LEITURAS DA VEJA
Paulo Lima (*)
A sanha espetaculosa da mídia foi servida de mais uma vítima, desta vez na tragédia carioca que envolveu a família Wunder, num caso de triplo assassinato seguido de suicídio. A superfície do brutal ocorrido foi revelada com maiores ou menores detalhes, sem perder de vista a perspectiva do melhor fait divers: tiros, muito sangue e um nebuloso mistério, como num romance policial.
Como soe ser, a cobertura zás-trás da imprensa restringiu-se ao trivial ligeiro, ao oferecer aqui e ali pequenas relações de causa e efeito. O engenheiro Wunder matou e matou-se porque: a) estava em bancarrota e não queria perder o status; b) sofria de depressão, em decorrência de um seqüestro do qual fora vítima.

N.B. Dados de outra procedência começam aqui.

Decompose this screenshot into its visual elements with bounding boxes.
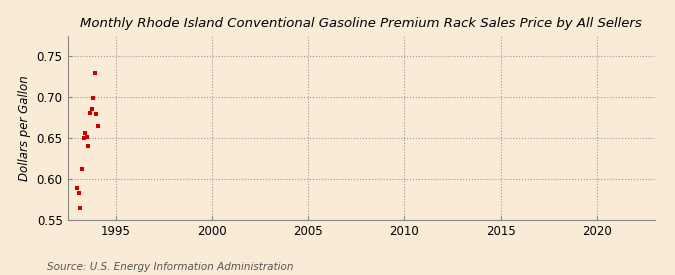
Point	[86, 106, 97, 111]
Y-axis label: Dollars per Gallon: Dollars per Gallon	[18, 75, 31, 181]
Point	[76, 167, 87, 171]
Point	[92, 124, 103, 128]
Point	[88, 96, 99, 100]
Point	[84, 111, 95, 115]
Point	[75, 205, 86, 210]
Text: Source: U.S. Energy Information Administration: Source: U.S. Energy Information Administ…	[47, 262, 294, 272]
Point	[89, 70, 100, 75]
Point	[80, 131, 90, 135]
Point	[74, 191, 84, 195]
Title: Monthly Rhode Island Conventional Gasoline Premium Rack Sales Price by All Selle: Monthly Rhode Island Conventional Gasoli…	[80, 17, 642, 31]
Point	[82, 135, 92, 139]
Point	[91, 111, 102, 116]
Point	[83, 144, 94, 148]
Point	[72, 186, 82, 190]
Point	[78, 136, 89, 140]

Ao menos, essas foram algumas possíveis explicações oferecidas aos leitores pela revista Veja, na edição que está nas bancas. Compreende-se que estabelecer uma relação de complexidade para o infortúnio, no calor da hora, pode ser tarefa ingente para os repórteres, que até cuidaram de incluir na matéria uma opinião do psicanalista Jurandir Freire da Costa, oferecendo ao leitor uma espécie de aval sobre o caso.
Dupla devassa
Desconhecidas as causas que culminaram na tragédia, restou aos repórteres a exploração da sua mise-en-scène cinematográfica, detalhada na matéria como uma autópsia. Por contraste, o próprio título da matéria, "Era uma vez uma família feliz", já estabelece uma relação de tensão com o que virá em seguida: cheiro "enjoativo" de sangue, pescoços e rostos perfurados a bala.
Nada, porém, se compara à descrição do engenheiro Wunder, após desferir em si mesmo o disparo fatal: um cérebro que voa a uma incrível distância de 4 metros; um olho que salta e vai se aquietar num canto qualquer do banheiro. Mais escatológico, impossível; mais chocante, improvável. Ocorre que não se precisa ser expert em armas de fogo para entender que o disparo feito pelo engenheiro causaria efeito devastador. Apostando todas as fichas da matéria num viés mórbido, a Veja transforma uma tragédia real em frio e burocrático exame de causa mortis.
Ao reportar uma situação de violência familiar, a Veja comete ela também um ato de violência, expondo detalhes desnecessários de uma tragédia, no melhor estilo "espremendo, sai sangue". Exposta uma vez pela desgraça que sobre ela se abateu, a família Wunder foi novamente devassada pelo sensacionalismo do jornalismo-autópsia.